À personnage plus grand que nature, le traitement se doit évidemment être à l’avenant. Après s’être fait les dents avec un musicien pas moins hors norme (Thelonious Monk, Martin de Halleux, 2018), Youssef Daoudi était l’auteur idéal pour tenter de cerner cet artiste total qui jouait sa vie autant qu’il la vivait.
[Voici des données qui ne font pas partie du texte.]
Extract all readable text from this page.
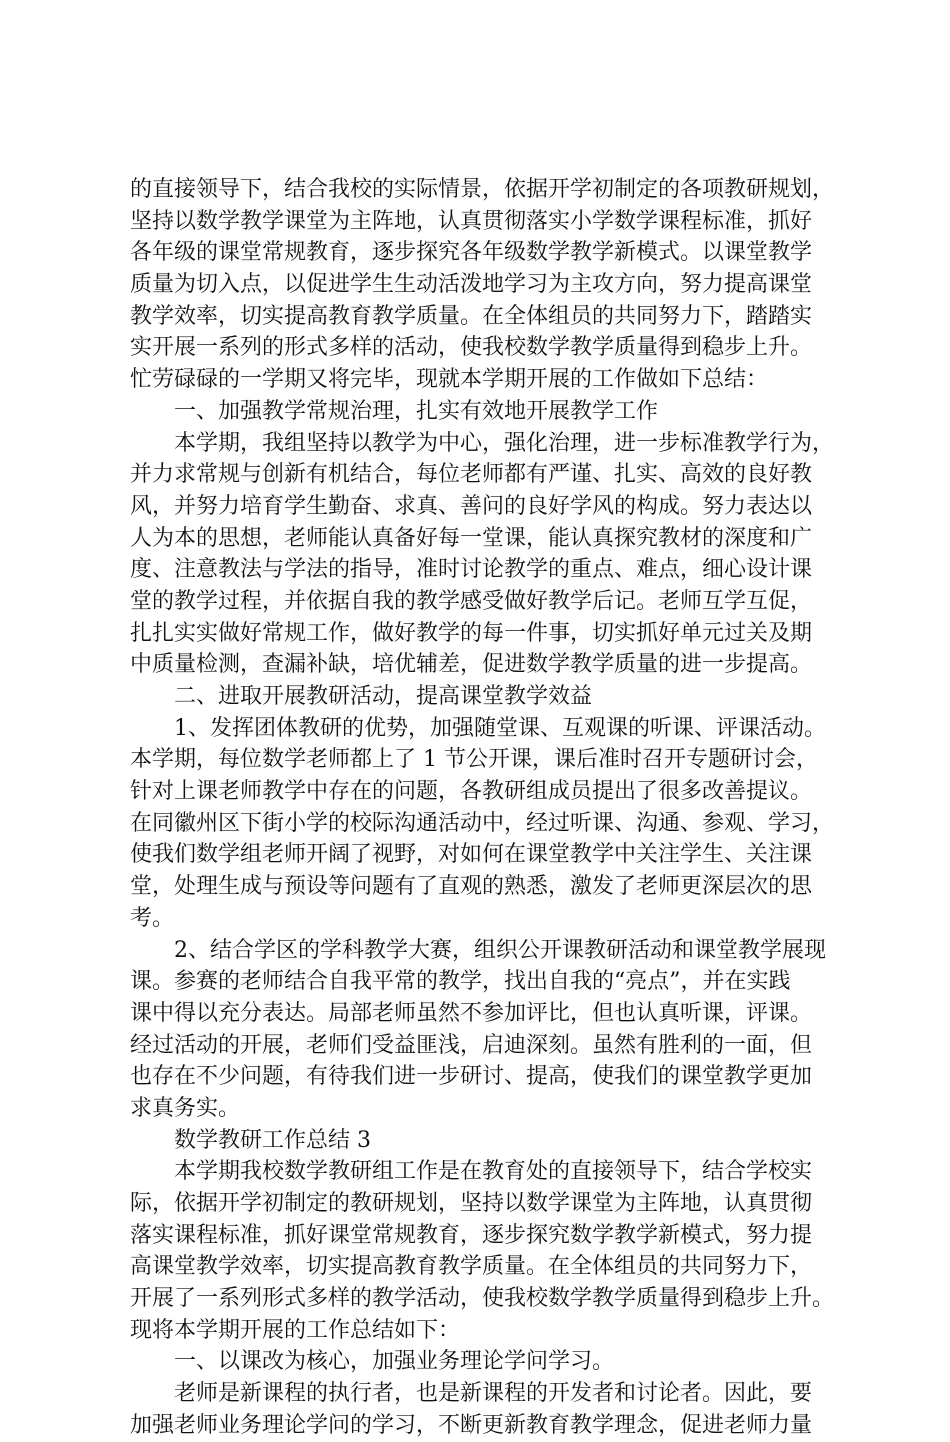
的直接领导下，结合我校的实际情景，依据开学初制定的各项教研规划，
坚持以数学教学课堂为主阵地，认真贯彻落实小学数学课程标准，抓好
各年级的课堂常规教育，逐步探究各年级数学教学新模式。以课堂教学
质量为切入点，以促进学生生动活泼地学习为主攻方向，努力提高课堂
教学效率，切实提高教育教学质量。在全体组员的共同努力下，踏踏实
实开展一系列的形式多样的活动，使我校数学教学质量得到稳步上升。
忙劳碌碌的一学期又将完毕，现就本学期开展的工作做如下总结：
一、加强教学常规治理，扎实有效地开展教学工作
本学期，我组坚持以教学为中心，强化治理，进一步标准教学行为，
并力求常规与创新有机结合，每位老师都有严谨、扎实、高效的良好教
风，并努力培育学生勤奋、求真、善问的良好学风的构成。努力表达以
人为本的思想，老师能认真备好每一堂课，能认真探究教材的深度和广
度、注意教法与学法的指导，准时讨论教学的重点、难点，细心设计课
堂的教学过程，并依据自我的教学感受做好教学后记。老师互学互促，
扎扎实实做好常规工作，做好教学的每一件事，切实抓好单元过关及期
中质量检测，查漏补缺，培优辅差，促进数学教学质量的进一步提高。
二、进取开展教研活动，提高课堂教学效益
1、发挥团体教研的优势，加强随堂课、互观课的听课、评课活动。
本学期，每位数学老师都上了 1 节公开课，课后准时召开专题研讨会，
针对上课老师教学中存在的问题，各教研组成员提出了很多改善提议。
在同徽州区下街小学的校际沟通活动中，经过听课、沟通、参观、学习，
使我们数学组老师开阔了视野，对如何在课堂教学中关注学生、关注课
堂，处理生成与预设等问题有了直观的熟悉，激发了老师更深层次的思
考。
2、结合学区的学科教学大赛，组织公开课教研活动和课堂教学展现
课。参赛的老师结合自我平常的教学，找出自我的“亮点”，并在实践
课中得以充分表达。局部老师虽然不参加评比，但也认真听课，评课。
经过活动的开展，老师们受益匪浅，启迪深刻。虽然有胜利的一面，但
也存在不少问题，有待我们进一步研讨、提高，使我们的课堂教学更加
求真务实。
数学教研工作总结 3
本学期我校数学教研组工作是在教育处的直接领导下，结合学校实
际，依据开学初制定的教研规划，坚持以数学课堂为主阵地，认真贯彻
落实课程标准，抓好课堂常规教育，逐步探究数学教学新模式，努力提
高课堂教学效率，切实提高教育教学质量。在全体组员的共同努力下，
开展了一系列形式多样的教学活动，使我校数学教学质量得到稳步上升。
现将本学期开展的工作总结如下：
一、以课改为核心，加强业务理论学问学习。
老师是新课程的执行者，也是新课程的开发者和讨论者。因此，要
加强老师业务理论学问的学习，不断更新教育教学理念，促进老师力量
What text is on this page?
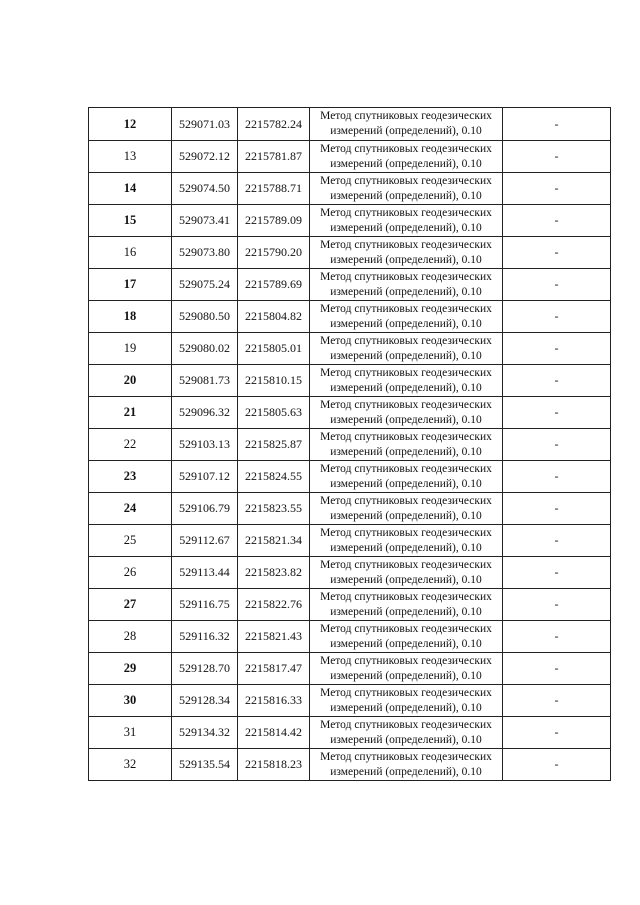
12	529071.03	2215782.24	Метод спутниковых геодезических измерений (определений), 0.10	-
13	529072.12	2215781.87	Метод спутниковых геодезических измерений (определений), 0.10	-
14	529074.50	2215788.71	Метод спутниковых геодезических измерений (определений), 0.10	-
15	529073.41	2215789.09	Метод спутниковых геодезических измерений (определений), 0.10	-
16	529073.80	2215790.20	Метод спутниковых геодезических измерений (определений), 0.10	-
17	529075.24	2215789.69	Метод спутниковых геодезических измерений (определений), 0.10	-
18	529080.50	2215804.82	Метод спутниковых геодезических измерений (определений), 0.10	-
19	529080.02	2215805.01	Метод спутниковых геодезических измерений (определений), 0.10	-
20	529081.73	2215810.15	Метод спутниковых геодезических измерений (определений), 0.10	-
21	529096.32	2215805.63	Метод спутниковых геодезических измерений (определений), 0.10	-
22	529103.13	2215825.87	Метод спутниковых геодезических измерений (определений), 0.10	-
23	529107.12	2215824.55	Метод спутниковых геодезических измерений (определений), 0.10	-
24	529106.79	2215823.55	Метод спутниковых геодезических измерений (определений), 0.10	-
25	529112.67	2215821.34	Метод спутниковых геодезических измерений (определений), 0.10	-
26	529113.44	2215823.82	Метод спутниковых геодезических измерений (определений), 0.10	-
27	529116.75	2215822.76	Метод спутниковых геодезических измерений (определений), 0.10	-
28	529116.32	2215821.43	Метод спутниковых геодезических измерений (определений), 0.10	-
29	529128.70	2215817.47	Метод спутниковых геодезических измерений (определений), 0.10	-
30	529128.34	2215816.33	Метод спутниковых геодезических измерений (определений), 0.10	-
31	529134.32	2215814.42	Метод спутниковых геодезических измерений (определений), 0.10	-
32	529135.54	2215818.23	Метод спутниковых геодезических измерений (определений), 0.10	-
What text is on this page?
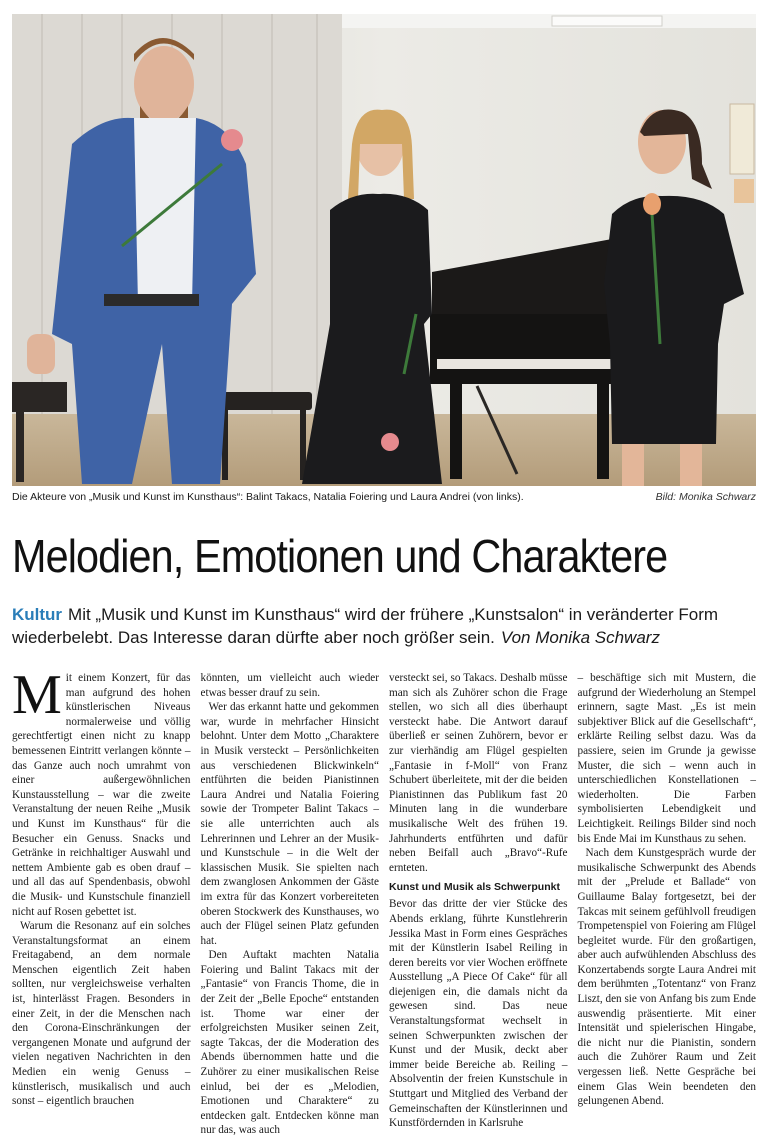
Die Akteure von „Musik und Kunst im Kunsthaus“: Balint Takacs, Natalia Foiering und Laura Andrei (von links).	Bild: Monika Schwarz
Melodien, Emotionen und Charaktere
Kultur Mit „Musik und Kunst im Kunsthaus“ wird der frühere „Kunstsalon“ in veränderter Form wiederbelebt. Das Interesse daran dürfte aber noch größer sein. Von Monika Schwarz

Mit einem Konzert, für das man aufgrund des hohen künstlerischen Niveaus normalerweise und völlig gerechtfertigt einen nicht zu knapp bemessenen Eintritt verlangen könnte – das Ganze auch noch umrahmt von einer außergewöhnlichen Kunstausstellung – war die zweite Veranstaltung der neuen Reihe „Musik und Kunst im Kunsthaus“ für die Besucher ein Genuss. Snacks und Getränke in reichhaltiger Auswahl und nettem Ambiente gab es oben drauf – und all das auf Spendenbasis, obwohl die Musik- und Kunstschule finanziell nicht auf Rosen gebettet ist.

Warum die Resonanz auf ein solches Veranstaltungsformat an einem Freitagabend, an dem normale Menschen eigentlich Zeit haben sollten, nur vergleichsweise verhalten ist, hinterlässt Fragen. Besonders in einer Zeit, in der die Menschen nach den Corona-Einschränkungen der vergangenen Monate und aufgrund der vielen negativen Nachrichten in den Medien ein wenig Genuss – künstlerisch, musikalisch und auch sonst – eigentlich brauchen

könnten, um vielleicht auch wieder etwas besser drauf zu sein.

Wer das erkannt hatte und gekommen war, wurde in mehrfacher Hinsicht belohnt. Unter dem Motto „Charaktere in Musik versteckt – Persönlichkeiten aus verschiedenen Blickwinkeln“ entführten die beiden Pianistinnen Laura Andrei und Natalia Foiering sowie der Trompeter Balint Takacs – sie alle unterrichten auch als Lehrerinnen und Lehrer an der Musik- und Kunstschule – in die Welt der klassischen Musik. Sie spielten nach dem zwanglosen Ankommen der Gäste im extra für das Konzert vorbereiteten oberen Stockwerk des Kunsthauses, wo auch der Flügel seinen Platz gefunden hat.

Den Auftakt machten Natalia Foiering und Balint Takacs mit der „Fantasie“ von Francis Thome, die in der Zeit der „Belle Epoche“ entstanden ist. Thome war einer der erfolgreichsten Musiker seinen Zeit, sagte Takcas, der die Moderation des Abends übernommen hatte und die Zuhörer zu einer musikalischen Reise einlud, bei der es „Melodien, Emotionen und Charaktere“ zu entdecken galt. Entdecken könne man nur das, was auch

versteckt sei, so Takacs. Deshalb müsse man sich als Zuhörer schon die Frage stellen, wo sich all dies überhaupt versteckt habe. Die Antwort darauf überließ er seinen Zuhörern, bevor er zur vierhändig am Flügel gespielten „Fantasie in f-Moll“ von Franz Schubert überleitete, mit der die beiden Pianistinnen das Publikum fast 20 Minuten lang in die wunderbare musikalische Welt des frühen 19. Jahrhunderts entführten und dafür neben Beifall auch „Bravo“-Rufe ernteten.

Kunst und Musik als Schwerpunkt

Bevor das dritte der vier Stücke des Abends erklang, führte Kunstlehrerin Jessika Mast in Form eines Gespräches mit der Künstlerin Isabel Reiling in deren bereits vor vier Wochen eröffnete Ausstellung „A Piece Of Cake“ für all diejenigen ein, die damals nicht da gewesen sind. Das neue Veranstaltungsformat wechselt in seinen Schwerpunkten zwischen der Kunst und der Musik, deckt aber immer beide Bereiche ab. Reiling – Absolventin der freien Kunstschule in Stuttgart und Mitglied des Verband der Gemeinschaften der Künstlerinnen und Kunstfördernden in Karlsruhe

– beschäftige sich mit Mustern, die aufgrund der Wiederholung an Stempel erinnern, sagte Mast. „Es ist mein subjektiver Blick auf die Gesellschaft“, erklärte Reiling selbst dazu. Was da passiere, seien im Grunde ja gewisse Muster, die sich – wenn auch in unterschiedlichen Konstellationen – wiederholten. Die Farben symbolisierten Lebendigkeit und Leichtigkeit. Reilings Bilder sind noch bis Ende Mai im Kunsthaus zu sehen.

Nach dem Kunstgespräch wurde der musikalische Schwerpunkt des Abends mit der „Prelude et Ballade“ von Guillaume Balay fortgesetzt, bei der Takcas mit seinem gefühlvoll freudigen Trompetenspiel von Foiering am Flügel begleitet wurde. Für den großartigen, aber auch aufwühlenden Abschluss des Konzertabends sorgte Laura Andrei mit dem berühmten „Totentanz“ von Franz Liszt, den sie von Anfang bis zum Ende auswendig präsentierte. Mit einer Intensität und spielerischen Hingabe, die nicht nur die Pianistin, sondern auch die Zuhörer Raum und Zeit vergessen ließ. Nette Gespräche bei einem Glas Wein beendeten den gelungenen Abend.
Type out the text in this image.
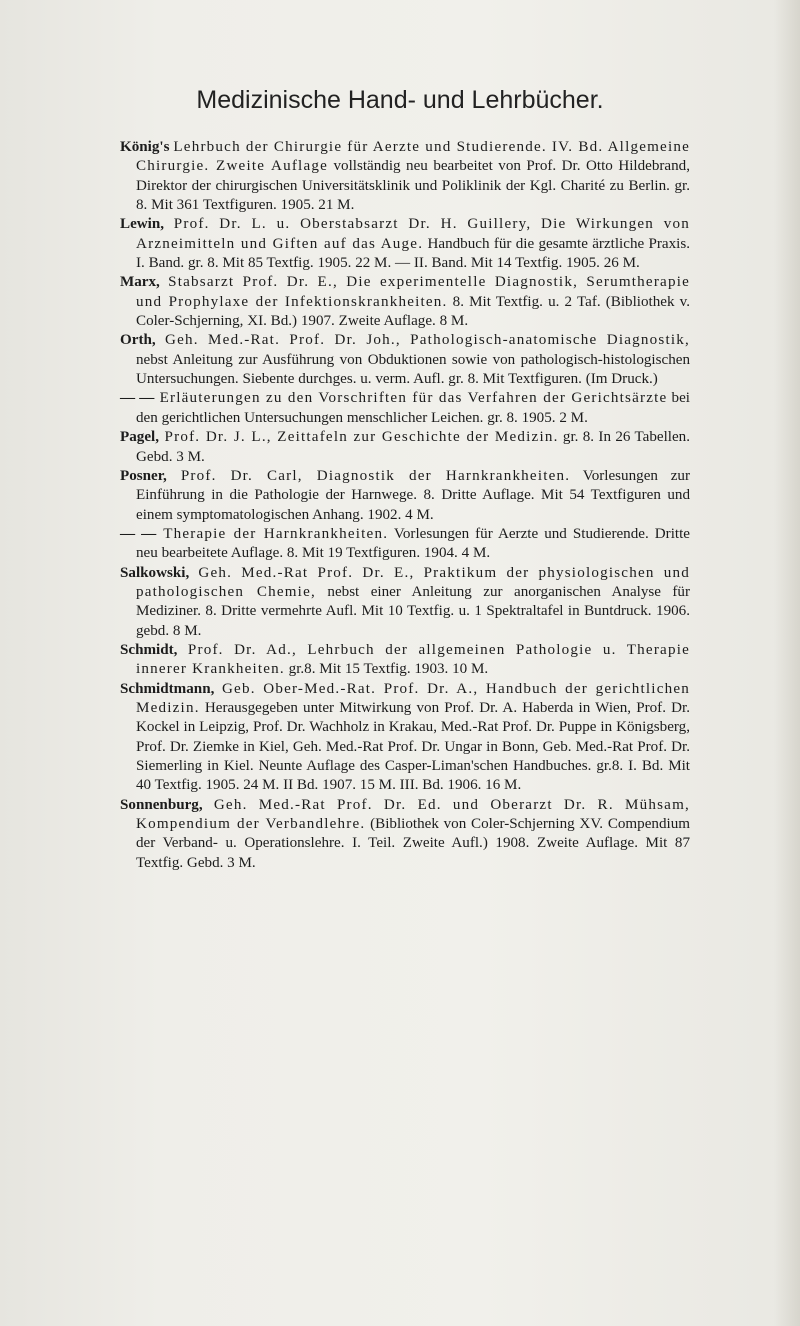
Medizinische Hand- und Lehrbücher.

König's Lehrbuch der Chirurgie für Aerzte und Studierende. IV. Bd. Allgemeine Chirurgie. Zweite Auflage vollständig neu bearbeitet von Prof. Dr. Otto Hildebrand, Direktor der chirurgischen Universitätsklinik und Poliklinik der Kgl. Charité zu Berlin. gr. 8. Mit 361 Textfiguren. 1905. 21 M.

Lewin, Prof. Dr. L. u. Oberstabsarzt Dr. H. Guillery, Die Wirkungen von Arzneimitteln und Giften auf das Auge. Handbuch für die gesamte ärztliche Praxis. I. Band. gr. 8. Mit 85 Textfig. 1905. 22 M. — II. Band. Mit 14 Textfig. 1905. 26 M.

Marx, Stabsarzt Prof. Dr. E., Die experimentelle Diagnostik, Serumtherapie und Prophylaxe der Infektionskrankheiten. 8. Mit Textfig. u. 2 Taf. (Bibliothek v. Coler-Schjerning, XI. Bd.) 1907. Zweite Auflage. 8 M.

Orth, Geh. Med.-Rat. Prof. Dr. Joh., Pathologisch-anatomische Diagnostik, nebst Anleitung zur Ausführung von Obduktionen sowie von pathologisch-histologischen Untersuchungen. Siebente durchges. u. verm. Aufl. gr. 8. Mit Textfiguren. (Im Druck.)

— — Erläuterungen zu den Vorschriften für das Verfahren der Gerichtsärzte bei den gerichtlichen Untersuchungen menschlicher Leichen. gr. 8. 1905. 2 M.

Pagel, Prof. Dr. J. L., Zeittafeln zur Geschichte der Medizin. gr. 8. In 26 Tabellen. Gebd. 3 M.

Posner, Prof. Dr. Carl, Diagnostik der Harnkrankheiten. Vorlesungen zur Einführung in die Pathologie der Harnwege. 8. Dritte Auflage. Mit 54 Textfiguren und einem symptomatologischen Anhang. 1902. 4 M.

— — Therapie der Harnkrankheiten. Vorlesungen für Aerzte und Studierende. Dritte neu bearbeitete Auflage. 8. Mit 19 Textfiguren. 1904. 4 M.

Salkowski, Geh. Med.-Rat Prof. Dr. E., Praktikum der physiologischen und pathologischen Chemie, nebst einer Anleitung zur anorganischen Analyse für Mediziner. 8. Dritte vermehrte Aufl. Mit 10 Textfig. u. 1 Spektraltafel in Buntdruck. 1906. gebd. 8 M.

Schmidt, Prof. Dr. Ad., Lehrbuch der allgemeinen Pathologie u. Therapie innerer Krankheiten. gr.8. Mit 15 Textfig. 1903. 10 M.

Schmidtmann, Geb. Ober-Med.-Rat. Prof. Dr. A., Handbuch der gerichtlichen Medizin. Herausgegeben unter Mitwirkung von Prof. Dr. A. Haberda in Wien, Prof. Dr. Kockel in Leipzig, Prof. Dr. Wachholz in Krakau, Med.-Rat Prof. Dr. Puppe in Königsberg, Prof. Dr. Ziemke in Kiel, Geh. Med.-Rat Prof. Dr. Ungar in Bonn, Geb. Med.-Rat Prof. Dr. Siemerling in Kiel. Neunte Auflage des Casper-Liman'schen Handbuches. gr.8. I. Bd. Mit 40 Textfig. 1905. 24 M. II Bd. 1907. 15 M. III. Bd. 1906. 16 M.

Sonnenburg, Geh. Med.-Rat Prof. Dr. Ed. und Oberarzt Dr. R. Mühsam, Kompendium der Verbandlehre. (Bibliothek von Coler-Schjerning XV. Compendium der Verband- u. Operationslehre. I. Teil. Zweite Aufl.) 1908. Zweite Auflage. Mit 87 Textfig. Gebd. 3 M.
Le récit débute au début des années soixante-dix, au moment où Welles tente (euphémisme) de réaliser The Other Side of the Wind, son chef-d’œuvre selon ses dires (le film sera abandonné inachevé, après un tournage impossible qui s’étira de 1970 à 1976, une version est sortie en 2018). Devenu une caricature de lui-même, aux abois et prêt à toutes les avanies pour trouver de l’argent, il accepte de revenir sur sa trajectoire. Figurer dans une bande dessinée ? Pourquoi pas, au point où il en est. Immédiatement, la narration devient une nouvelle possibilité de se mettre en scène, pour le plus grand plaisir du scénariste et des lecteurs. Enfance (de nos jours, il aurait été diagnostiqué HPI dans la seconde), adolescence rebelle (le contraire aurait été étonnant), le théâtre, la radio et, à vingt-cinq ans, les honneurs d’Hollywood, les informations se succèdent, se chevauchent et se nourrissent mutuellement. Les envolées lyriques ou graphiques sont pléthores et les références se multiplient. Avertissement, mieux vaut avoir un minimum de connaissance de l’histoire culturelle et politique de cette époque afin de pouvoir saisir tous les tenants et aboutissants des déboires qu’a dus affronter Orson.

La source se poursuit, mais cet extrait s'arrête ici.